Codex

Grømnuul

Daemon

Domains: clan-lineage, ancestor-memory, the long-table fire; current cohort; pan-dwarf ancestor patron of the First Brotherhood.

Type
Daemon

Domains: Clan-lineage, ancestor-memory, the hearth-fire of the clan-hall.

Era of ascension: Great Expansion. Cohort: current. Grømnuul rose during the long reassembly of dwarven clan-religion after the Long Winter, as halls began the practice — first piecemeal, then everywhere — of keeping a written roll of the dead and reciting it aloud at the long-table fire on the night the year turned.

Worshipped by: The First Brotherhood; the Drasnian, Uline, Dern, Hestrube, Sennites, Carillon, Gruynmar, and Grendel clans by name, and every clan-hall on Alaria that still keeps a roll of the dead. The Cendelle and the small ghost-clans recite to him even now, from refugee tables that hold only a name or two. (The worships edge is authored downstream on the worshipper, not here.)

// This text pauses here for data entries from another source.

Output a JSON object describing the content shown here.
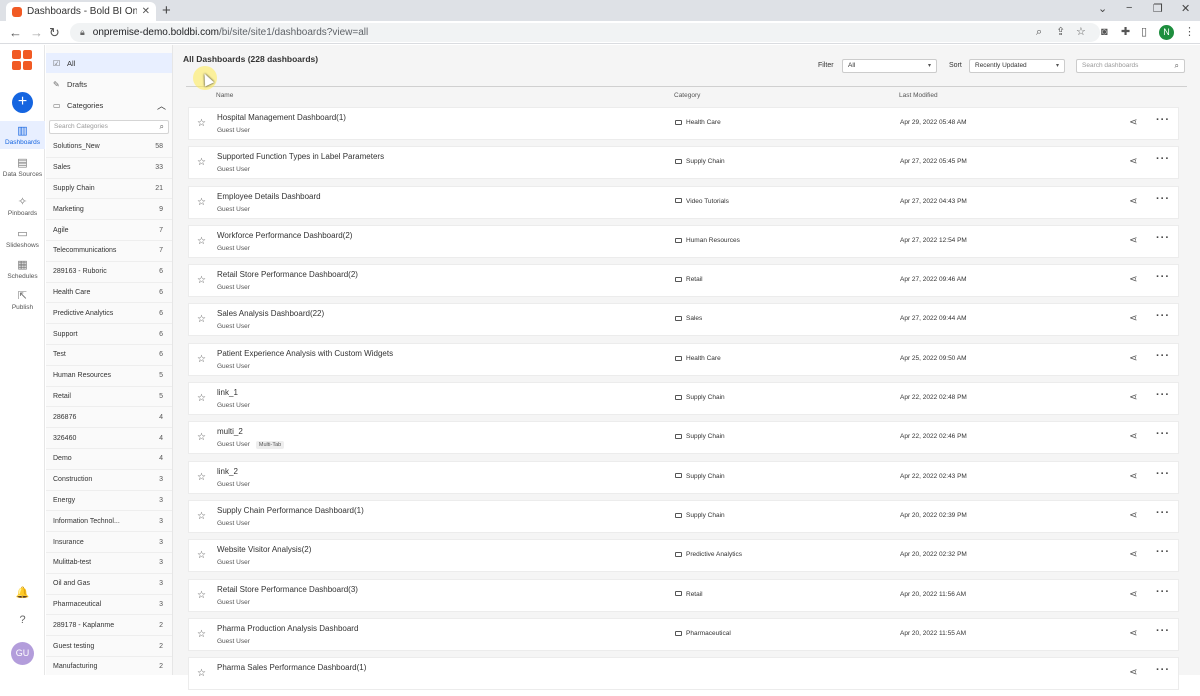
{
  "browser": {
    "tab_title": "Dashboards - Bold BI On-Premise",
    "tab_close": "✕",
    "new_tab": "+",
    "url_host": "onpremise-demo.boldbi.com",
    "url_path": "/bi/site/site1/dashboards?view=all",
    "profile_initial": "N"
  },
  "rail": {
    "items": [
      {
        "label": "Dashboards",
        "icon": "bar-chart-icon",
        "glyph": "▥"
      },
      {
        "label": "Data Sources",
        "icon": "database-icon",
        "glyph": "▤"
      },
      {
        "label": "Pinboards",
        "icon": "pin-icon",
        "glyph": "✧"
      },
      {
        "label": "Slideshows",
        "icon": "slideshow-icon",
        "glyph": "▭"
      },
      {
        "label": "Schedules",
        "icon": "calendar-icon",
        "glyph": "▦"
      },
      {
        "label": "Publish",
        "icon": "publish-icon",
        "glyph": "⇱"
      }
    ],
    "create": "+",
    "notifications_glyph": "🔔",
    "help_glyph": "?",
    "avatar": "GU"
  },
  "sidebar": {
    "all": "All",
    "drafts": "Drafts",
    "categories": "Categories",
    "search_placeholder": "Search Categories",
    "categories_list": [
      {
        "name": "Solutions_New",
        "count": "58"
      },
      {
        "name": "Sales",
        "count": "33"
      },
      {
        "name": "Supply Chain",
        "count": "21"
      },
      {
        "name": "Marketing",
        "count": "9"
      },
      {
        "name": "Agile",
        "count": "7"
      },
      {
        "name": "Telecommunications",
        "count": "7"
      },
      {
        "name": "289163 - Ruboric",
        "count": "6"
      },
      {
        "name": "Health Care",
        "count": "6"
      },
      {
        "name": "Predictive Analytics",
        "count": "6"
      },
      {
        "name": "Support",
        "count": "6"
      },
      {
        "name": "Test",
        "count": "6"
      },
      {
        "name": "Human Resources",
        "count": "5"
      },
      {
        "name": "Retail",
        "count": "5"
      },
      {
        "name": "286876",
        "count": "4"
      },
      {
        "name": "326460",
        "count": "4"
      },
      {
        "name": "Demo",
        "count": "4"
      },
      {
        "name": "Construction",
        "count": "3"
      },
      {
        "name": "Energy",
        "count": "3"
      },
      {
        "name": "Information Technol...",
        "count": "3"
      },
      {
        "name": "Insurance",
        "count": "3"
      },
      {
        "name": "Mulittab-test",
        "count": "3"
      },
      {
        "name": "Oil and Gas",
        "count": "3"
      },
      {
        "name": "Pharmaceutical",
        "count": "3"
      },
      {
        "name": "289178 - Kaplanme",
        "count": "2"
      },
      {
        "name": "Guest testing",
        "count": "2"
      },
      {
        "name": "Manufacturing",
        "count": "2"
      }
    ]
  },
  "main": {
    "title": "All Dashboards (228 dashboards)",
    "filter_label": "Filter",
    "filter_value": "All",
    "sort_label": "Sort",
    "sort_value": "Recently Updated",
    "search_placeholder": "Search dashboards",
    "columns": {
      "name": "Name",
      "category": "Category",
      "modified": "Last Modified"
    },
    "dashboards": [
      {
        "name": "Hospital Management Dashboard(1)",
        "owner": "Guest User",
        "category": "Health Care",
        "modified": "Apr 29, 2022 05:48 AM"
      },
      {
        "name": "Supported Function Types in Label Parameters",
        "owner": "Guest User",
        "category": "Supply Chain",
        "modified": "Apr 27, 2022 05:45 PM"
      },
      {
        "name": "Employee Details Dashboard",
        "owner": "Guest User",
        "category": "Video Tutorials",
        "modified": "Apr 27, 2022 04:43 PM"
      },
      {
        "name": "Workforce Performance Dashboard(2)",
        "owner": "Guest User",
        "category": "Human Resources",
        "modified": "Apr 27, 2022 12:54 PM"
      },
      {
        "name": "Retail Store Performance Dashboard(2)",
        "owner": "Guest User",
        "category": "Retail",
        "modified": "Apr 27, 2022 09:46 AM"
      },
      {
        "name": "Sales Analysis Dashboard(22)",
        "owner": "Guest User",
        "category": "Sales",
        "modified": "Apr 27, 2022 09:44 AM"
      },
      {
        "name": "Patient Experience Analysis with Custom Widgets",
        "owner": "Guest User",
        "category": "Health Care",
        "modified": "Apr 25, 2022 09:50 AM"
      },
      {
        "name": "link_1",
        "owner": "Guest User",
        "category": "Supply Chain",
        "modified": "Apr 22, 2022 02:48 PM"
      },
      {
        "name": "multi_2",
        "owner": "Guest User",
        "tag": "Multi-Tab",
        "category": "Supply Chain",
        "modified": "Apr 22, 2022 02:46 PM"
      },
      {
        "name": "link_2",
        "owner": "Guest User",
        "category": "Supply Chain",
        "modified": "Apr 22, 2022 02:43 PM"
      },
      {
        "name": "Supply Chain Performance Dashboard(1)",
        "owner": "Guest User",
        "category": "Supply Chain",
        "modified": "Apr 20, 2022 02:39 PM"
      },
      {
        "name": "Website Visitor Analysis(2)",
        "owner": "Guest User",
        "category": "Predictive Analytics",
        "modified": "Apr 20, 2022 02:32 PM"
      },
      {
        "name": "Retail Store Performance Dashboard(3)",
        "owner": "Guest User",
        "category": "Retail",
        "modified": "Apr 20, 2022 11:56 AM"
      },
      {
        "name": "Pharma Production Analysis Dashboard",
        "owner": "Guest User",
        "category": "Pharmaceutical",
        "modified": "Apr 20, 2022 11:55 AM"
      },
      {
        "name": "Pharma Sales Performance Dashboard(1)",
        "owner": "",
        "category": "",
        "modified": ""
      }
    ]
  },
  "colors": {
    "accent": "#1565e0",
    "brand": "#f15a24",
    "active_bg": "#e8efff"
  }
}
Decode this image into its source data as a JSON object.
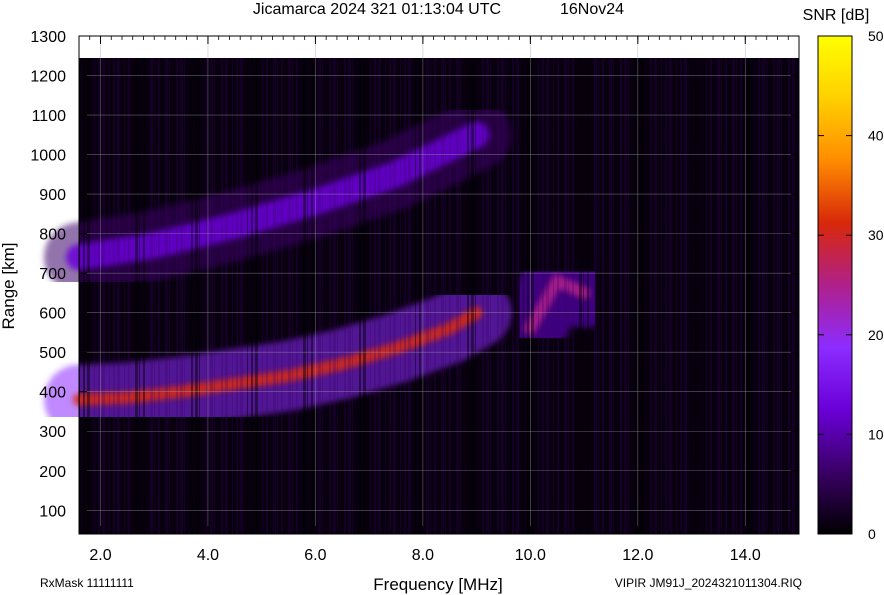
{
  "chart_data": {
    "type": "heatmap",
    "title": "Jicamarca 2024 321 01:13:04 UTC",
    "date": "16Nov24",
    "xlabel": "Frequency [MHz]",
    "ylabel": "Range [km]",
    "xlim": [
      1.6,
      15.0
    ],
    "ylim": [
      40,
      1300
    ],
    "xticks": [
      "2.0",
      "4.0",
      "6.0",
      "8.0",
      "10.0",
      "12.0",
      "14.0"
    ],
    "yticks": [
      "100",
      "200",
      "300",
      "400",
      "500",
      "600",
      "700",
      "800",
      "900",
      "1000",
      "1100",
      "1200",
      "1300"
    ],
    "colorbar": {
      "label": "SNR [dB]",
      "range": [
        0,
        50
      ],
      "ticks": [
        "0",
        "10",
        "20",
        "30",
        "40",
        "50"
      ],
      "colors": [
        "#000000",
        "#3a0066",
        "#6a00d8",
        "#8c2cff",
        "#b0208a",
        "#d8280a",
        "#ff8c00",
        "#ffd000",
        "#ffff00"
      ]
    },
    "traces": [
      {
        "x": [
          1.6,
          2.5,
          3.5,
          4.5,
          5.5,
          6.5,
          7.5,
          8.5,
          9.0
        ],
        "y": [
          380,
          385,
          400,
          420,
          440,
          470,
          510,
          560,
          600
        ],
        "snr": 30
      },
      {
        "x": [
          10.0,
          10.5,
          11.0
        ],
        "y": [
          560,
          680,
          650
        ],
        "snr": 28
      },
      {
        "x": [
          1.6,
          3.0,
          4.5,
          6.0,
          7.5,
          9.0
        ],
        "y": [
          740,
          770,
          820,
          880,
          950,
          1050
        ],
        "snr": 12
      }
    ],
    "rxmask": "RxMask 11111111",
    "filename": "VIPIR  JM91J_2024321011304.RIQ"
  }
}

He is the long-table fire, the one at the center of the clan-hall around which the ancestor-names are spoken on the year-turning night. Not the cook-fire. Not the smelter. The fire that no one cooks at because the meal it is keeping warm is the genealogy. A Drasnian elder can stand at that fire and recite seventy generations of ancestors in the right order; the recitation takes about three hours, and the fire is fed once at the end. Grømnuul is the listener.

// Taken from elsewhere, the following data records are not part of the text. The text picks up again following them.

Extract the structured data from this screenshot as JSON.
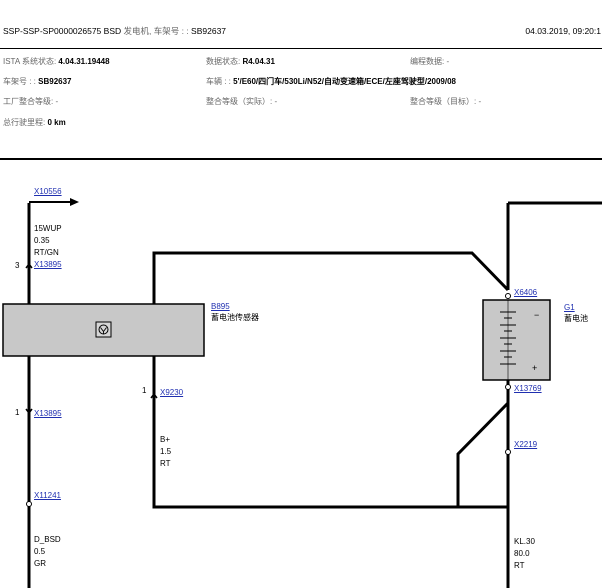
{
  "header": {
    "title_prefix": "SSP-SSP-SP0000026575 BSD ",
    "title_cn": "发电机, 车架号 : : ",
    "title_vin": "SB92637",
    "datetime": "04.03.2019, 09:20:1"
  },
  "info": {
    "ista_label": "ISTA 系统状态: ",
    "ista_value": "4.04.31.19448",
    "data_label": "数据状态: ",
    "data_value": "R4.04.31",
    "prog_label": "编程数据: -",
    "vin_label": "车架号 : : ",
    "vin_value": "SB92637",
    "vehicle_label": "车辆 : : ",
    "vehicle_value": "5'/E60/四门车/530Li/N52/自动变速箱/ECE/左座驾驶型/2009/08",
    "factory_level": "工厂整合等级: -",
    "actual_level": "整合等级（实际）: -",
    "target_level": "整合等级（目标）: -",
    "mileage_label": "总行驶里程: ",
    "mileage_value": "0 km"
  },
  "diagram": {
    "conn_x10556": "X10556",
    "wire1_code": "15WUP",
    "wire1_size": "0.35",
    "wire1_color": "RT/GN",
    "pin3": "3",
    "conn_x13895_top": "X13895",
    "sensor_id": "B895",
    "sensor_name": "蓄电池传感器",
    "pin1_left": "1",
    "conn_x13895_bottom": "X13895",
    "pin1_mid": "1",
    "conn_x9230": "X9230",
    "wire_bplus_code": "B+",
    "wire_bplus_size": "1.5",
    "wire_bplus_color": "RT",
    "conn_x11241": "X11241",
    "wire_bsd_code": "D_BSD",
    "wire_bsd_size": "0.5",
    "wire_bsd_color": "GR",
    "conn_x6406": "X6406",
    "battery_id": "G1",
    "battery_name": "蓄电池",
    "battery_minus": "−",
    "battery_plus": "+",
    "conn_x13769": "X13769",
    "conn_x2219": "X2219",
    "wire_kl30_code": "KL.30",
    "wire_kl30_size": "80.0",
    "wire_kl30_color": "RT"
  }
}
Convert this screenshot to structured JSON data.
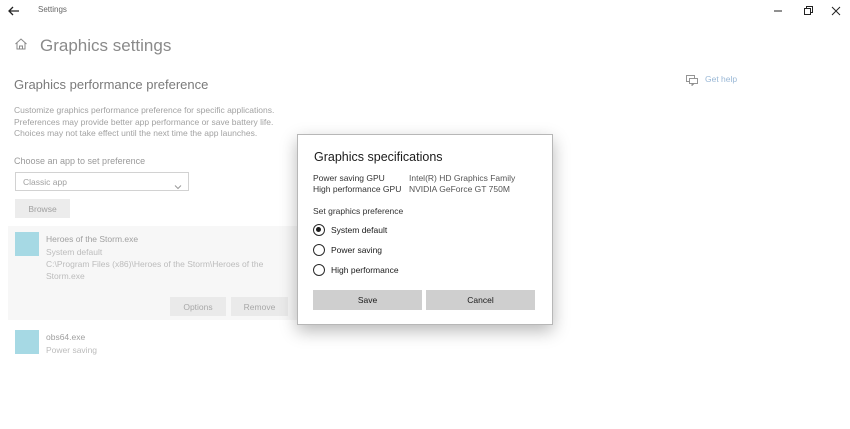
{
  "window": {
    "title": "Settings",
    "controls": [
      "minimize",
      "restore",
      "close"
    ]
  },
  "page": {
    "title": "Graphics settings",
    "section_title": "Graphics performance preference",
    "description_lines": [
      "Customize graphics performance preference for specific applications.",
      "Preferences may provide better app performance or save battery life.",
      "Choices may not take effect until the next time the app launches."
    ],
    "choose_label": "Choose an app to set preference",
    "app_type_select": {
      "value": "Classic app"
    },
    "browse_label": "Browse",
    "help_link": "Get help"
  },
  "apps": [
    {
      "name": "Heroes of the Storm.exe",
      "preference": "System default",
      "path_lines": [
        "C:\\Program Files (x86)\\Heroes of the Storm\\Heroes of the",
        "Storm.exe"
      ],
      "options_label": "Options",
      "remove_label": "Remove",
      "icon_color": "#a6d9e4"
    },
    {
      "name": "obs64.exe",
      "preference": "Power saving",
      "icon_color": "#a6d9e4"
    }
  ],
  "dialog": {
    "title": "Graphics specifications",
    "specs": [
      {
        "label": "Power saving GPU",
        "value": "Intel(R) HD Graphics Family"
      },
      {
        "label": "High performance GPU",
        "value": "NVIDIA GeForce GT 750M"
      }
    ],
    "set_label": "Set graphics preference",
    "options": [
      {
        "label": "System default",
        "selected": true
      },
      {
        "label": "Power saving",
        "selected": false
      },
      {
        "label": "High performance",
        "selected": false
      }
    ],
    "save_label": "Save",
    "cancel_label": "Cancel"
  }
}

He is not Solek. Solek was the fire you kept to keep the family alive — single-household, domestic, intimate, and so tied to a hearth and a household that when the Laughing Plague emptied the households he died with them. Grømnuul lives at a different scale. The clan-hall outlasts any single household; one Drasnian dies, the recitation goes on, the name is added to the roll, and the fire is fed. The institution carries the prayer the way a household never could. The Grendel — nomads with no fixed hall — carry the prayer in their caravan-song lineages instead, and Grømnuul accepts the road-fire as a long-table by the courtesy of motion. The Cendelle keep the recitation though the names they speak are from a city the Celesté drowned eighty years ago, and he keeps listening anyway.

Some elders say the practice is what makes a dwarf a dwarf. Some say it is what makes a dwarf bearable to other dwarves. Both are accurate, and the elders who say both are usually the same elders.